Accipiter is a genus of birds of prey in the Accipitridae family, many of which are named as goshawks and sparrowhawks (not to be confused with the American sparrowhawk, now more commonly known as the American kestrel, a type of falcon). They can be anatomically distinguished from their relatives by the lack of a procoracoid foramen. Two small and aberrant species usually placed here do possess a large procoracoid foramen and are also distinct as regards DNA sequence. They may warrant separation in the old genus Hieraspiza.

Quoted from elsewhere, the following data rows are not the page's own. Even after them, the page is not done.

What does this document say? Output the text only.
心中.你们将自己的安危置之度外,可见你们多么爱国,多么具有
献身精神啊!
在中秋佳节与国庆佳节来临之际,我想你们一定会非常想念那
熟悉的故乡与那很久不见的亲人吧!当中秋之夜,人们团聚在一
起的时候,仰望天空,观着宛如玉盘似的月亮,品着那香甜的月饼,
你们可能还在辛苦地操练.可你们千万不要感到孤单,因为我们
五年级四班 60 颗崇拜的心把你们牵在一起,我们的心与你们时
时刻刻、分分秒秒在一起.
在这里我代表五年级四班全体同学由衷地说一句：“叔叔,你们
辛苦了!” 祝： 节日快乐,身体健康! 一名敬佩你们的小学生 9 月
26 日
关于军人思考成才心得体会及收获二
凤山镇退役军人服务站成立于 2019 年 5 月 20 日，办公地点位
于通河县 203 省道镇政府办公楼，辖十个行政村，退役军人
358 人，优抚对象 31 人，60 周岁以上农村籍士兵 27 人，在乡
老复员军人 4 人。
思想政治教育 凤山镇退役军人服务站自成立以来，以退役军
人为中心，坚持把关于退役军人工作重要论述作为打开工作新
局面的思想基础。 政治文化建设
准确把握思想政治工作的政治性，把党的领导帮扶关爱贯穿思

Extant accipiters range in size from the little sparrowhawk (Accipiter minullus), in which the smallest males measure 20 cm (7.9 in) long, span 39 cm (15 in) across the wings and weigh 68 g (2.4 oz), to the northern goshawk (Accipiter gentilis), in which the largest females measure 64 cm (25 in) long, span 127 cm (50 in) across the wings, and weigh 2,200 g (4.9 lb). These birds are slender with short, broad, rounded wings and a long tail which helps them maneuver in flight. They have long legs and long, sharp talons used to kill their prey, and a sharp, hooked bill used in feeding. Females tend to be larger than males. They often ambush their prey, mainly small birds and mammals, capturing them after a short chase. The typical flight pattern is a series of flaps followed by a short glide. They are commonly found in wooded or shrubby areas.